In a pointed letter delivered ahead of a long-anticipated House vote, survivors urged lawmakers to approve the Epstein Files Transparency Act, calling this moment “a promise the American people have awaited for far too long.”
“There is no middle ground here,” the letter states. “There is no hiding behind party affiliation.”
Their message is aimed squarely at a Congress currently split over whether to force the Justice Department to release the full investigative record — a release President Donald Trump has repeatedly labeled “a hoax,” despite once campaigning on a vow to make those records public.

A Growing Push
The letter arrives just days after House Democrats published emails detailing Trump’s connections to Epstein, intensifying political pressure in a House already fractured by competing demands.
Speaker Mike Johnson has suggested the vote on the transparency bill could come within days. A majority of House Republicans have signed a petition demanding it.
Yet Trump and the House GOP leadership strongly oppose full disclosure. If the bill passes the House, it still faces a Republican-controlled Senate — and ultimately, Trump’s signature.
That signature is far from guaranteed.
Just four months ago, Trump blocked the release of the Epstein files. Today, he dismisses any suggestion of association with Epstein as part of a broader political attack.
On Friday, November 14, 2025, Trump pivoted sharply, urging the Justice Department to investigate Bill Clinton, JPMorgan Chase, and others connected to the Epstein network — but not to release the materials tied to his own administration’s handling of the case.

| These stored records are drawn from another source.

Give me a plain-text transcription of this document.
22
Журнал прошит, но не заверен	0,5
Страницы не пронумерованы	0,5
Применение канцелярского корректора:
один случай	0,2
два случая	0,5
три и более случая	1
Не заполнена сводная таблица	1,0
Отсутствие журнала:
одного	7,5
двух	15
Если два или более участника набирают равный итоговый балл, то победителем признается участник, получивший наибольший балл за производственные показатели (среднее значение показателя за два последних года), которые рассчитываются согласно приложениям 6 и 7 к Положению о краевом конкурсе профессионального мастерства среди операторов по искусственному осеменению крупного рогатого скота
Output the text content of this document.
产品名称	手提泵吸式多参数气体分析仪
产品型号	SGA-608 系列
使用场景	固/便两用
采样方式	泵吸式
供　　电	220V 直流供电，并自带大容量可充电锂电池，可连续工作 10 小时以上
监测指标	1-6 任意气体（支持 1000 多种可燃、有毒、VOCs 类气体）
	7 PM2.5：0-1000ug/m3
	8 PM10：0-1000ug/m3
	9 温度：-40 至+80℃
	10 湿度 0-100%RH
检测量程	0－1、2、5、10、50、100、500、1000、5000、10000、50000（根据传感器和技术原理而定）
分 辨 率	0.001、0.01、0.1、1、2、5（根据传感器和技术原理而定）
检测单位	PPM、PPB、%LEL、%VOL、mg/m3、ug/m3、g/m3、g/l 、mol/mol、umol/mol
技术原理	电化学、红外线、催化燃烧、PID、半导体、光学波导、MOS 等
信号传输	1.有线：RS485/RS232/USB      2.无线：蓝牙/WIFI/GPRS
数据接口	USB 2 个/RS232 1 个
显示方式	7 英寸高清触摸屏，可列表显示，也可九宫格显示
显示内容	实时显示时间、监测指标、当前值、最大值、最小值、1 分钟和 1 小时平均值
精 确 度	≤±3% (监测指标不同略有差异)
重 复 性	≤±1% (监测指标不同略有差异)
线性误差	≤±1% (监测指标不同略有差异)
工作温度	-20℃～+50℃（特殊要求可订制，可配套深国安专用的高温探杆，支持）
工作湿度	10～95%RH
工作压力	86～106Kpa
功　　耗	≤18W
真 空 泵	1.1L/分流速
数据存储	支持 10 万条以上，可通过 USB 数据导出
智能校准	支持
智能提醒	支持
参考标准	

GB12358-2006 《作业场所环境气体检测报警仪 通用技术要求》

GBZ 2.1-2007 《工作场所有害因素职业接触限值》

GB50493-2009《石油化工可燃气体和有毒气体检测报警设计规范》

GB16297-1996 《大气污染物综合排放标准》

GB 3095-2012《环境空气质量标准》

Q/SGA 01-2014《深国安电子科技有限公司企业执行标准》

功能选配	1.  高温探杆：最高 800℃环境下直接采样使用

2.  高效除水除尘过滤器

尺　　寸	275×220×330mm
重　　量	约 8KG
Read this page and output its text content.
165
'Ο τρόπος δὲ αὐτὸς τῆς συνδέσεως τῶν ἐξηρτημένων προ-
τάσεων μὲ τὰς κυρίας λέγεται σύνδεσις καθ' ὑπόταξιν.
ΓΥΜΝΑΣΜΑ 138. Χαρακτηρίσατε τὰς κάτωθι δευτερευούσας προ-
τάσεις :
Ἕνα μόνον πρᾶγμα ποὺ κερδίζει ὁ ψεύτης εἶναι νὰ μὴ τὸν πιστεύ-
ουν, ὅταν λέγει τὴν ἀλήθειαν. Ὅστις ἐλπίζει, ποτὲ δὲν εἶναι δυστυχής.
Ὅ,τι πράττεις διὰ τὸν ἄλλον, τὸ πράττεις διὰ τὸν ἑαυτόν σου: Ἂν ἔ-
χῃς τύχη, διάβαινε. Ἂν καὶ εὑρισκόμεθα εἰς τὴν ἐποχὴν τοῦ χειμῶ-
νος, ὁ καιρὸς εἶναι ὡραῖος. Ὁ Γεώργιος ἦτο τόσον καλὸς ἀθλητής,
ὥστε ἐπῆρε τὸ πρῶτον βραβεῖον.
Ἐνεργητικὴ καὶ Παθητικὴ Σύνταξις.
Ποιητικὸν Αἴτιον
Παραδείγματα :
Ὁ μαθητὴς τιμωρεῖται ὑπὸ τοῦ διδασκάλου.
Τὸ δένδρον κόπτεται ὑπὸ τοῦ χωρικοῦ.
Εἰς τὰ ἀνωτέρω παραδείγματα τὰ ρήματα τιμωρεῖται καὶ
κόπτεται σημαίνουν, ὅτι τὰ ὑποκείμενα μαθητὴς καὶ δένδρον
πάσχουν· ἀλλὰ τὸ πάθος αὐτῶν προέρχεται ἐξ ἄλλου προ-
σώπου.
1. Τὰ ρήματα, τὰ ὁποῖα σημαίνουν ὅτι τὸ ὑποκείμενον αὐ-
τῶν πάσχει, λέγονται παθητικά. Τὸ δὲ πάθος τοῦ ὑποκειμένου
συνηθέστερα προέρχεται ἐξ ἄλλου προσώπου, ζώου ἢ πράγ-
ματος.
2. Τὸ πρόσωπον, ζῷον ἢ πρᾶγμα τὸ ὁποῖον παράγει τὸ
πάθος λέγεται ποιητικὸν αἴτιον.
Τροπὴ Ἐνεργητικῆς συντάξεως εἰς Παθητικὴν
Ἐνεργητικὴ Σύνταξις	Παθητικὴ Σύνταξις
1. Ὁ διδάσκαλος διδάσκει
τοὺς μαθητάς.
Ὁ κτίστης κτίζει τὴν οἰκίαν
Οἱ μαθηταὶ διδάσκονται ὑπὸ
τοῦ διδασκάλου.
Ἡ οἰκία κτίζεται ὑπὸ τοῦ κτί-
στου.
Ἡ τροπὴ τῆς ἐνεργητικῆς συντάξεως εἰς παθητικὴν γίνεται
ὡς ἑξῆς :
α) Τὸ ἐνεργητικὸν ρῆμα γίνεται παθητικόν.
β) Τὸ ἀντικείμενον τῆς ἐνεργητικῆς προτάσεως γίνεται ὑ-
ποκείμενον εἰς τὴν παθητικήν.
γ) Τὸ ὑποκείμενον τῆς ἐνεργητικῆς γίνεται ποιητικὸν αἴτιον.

Survivors: Congress Must Choose Victims Over Politics
The survivors’ letter is unflinching. Addressed to members of Congress and signed by roughly two dozen people, it asks lawmakers to look beyond party lines and imagine the suffering endured by Epstein’s victims.
“Look into the eyes of your children, your sisters, your mothers, and your aunts,” the letter pleads.
“Imagine if they had been preyed upon. What would you want for them? What would you want for yourself?”
The message is not just moral — it’s political.
“When you vote,” they write, “we will remember your decision at the ballot box.”
This is the loudest and most coordinated survivor-led effort since many testified on Capitol Hill last year, recounting abuses that spanned decades and ensnared more than a thousand victims.
The Giuffre family — representing Virginia Giuffre, who died by suicide in April — has become a central voice in the campaign. Their continued involvement underscores how survivors and their families are determined to press forward in her absence.
A Test of Political Courage
The fight over the Epstein files is no longer just about transparency.
It has become a test of political integrity at a moment when public trust in institutions is already teetering.
Survivors want answers. Families want closure. And the country wants to know who protected Epstein — and why.
Congress, they argue, now faces a simple but defining choice: stand with survivors, or stand in the way.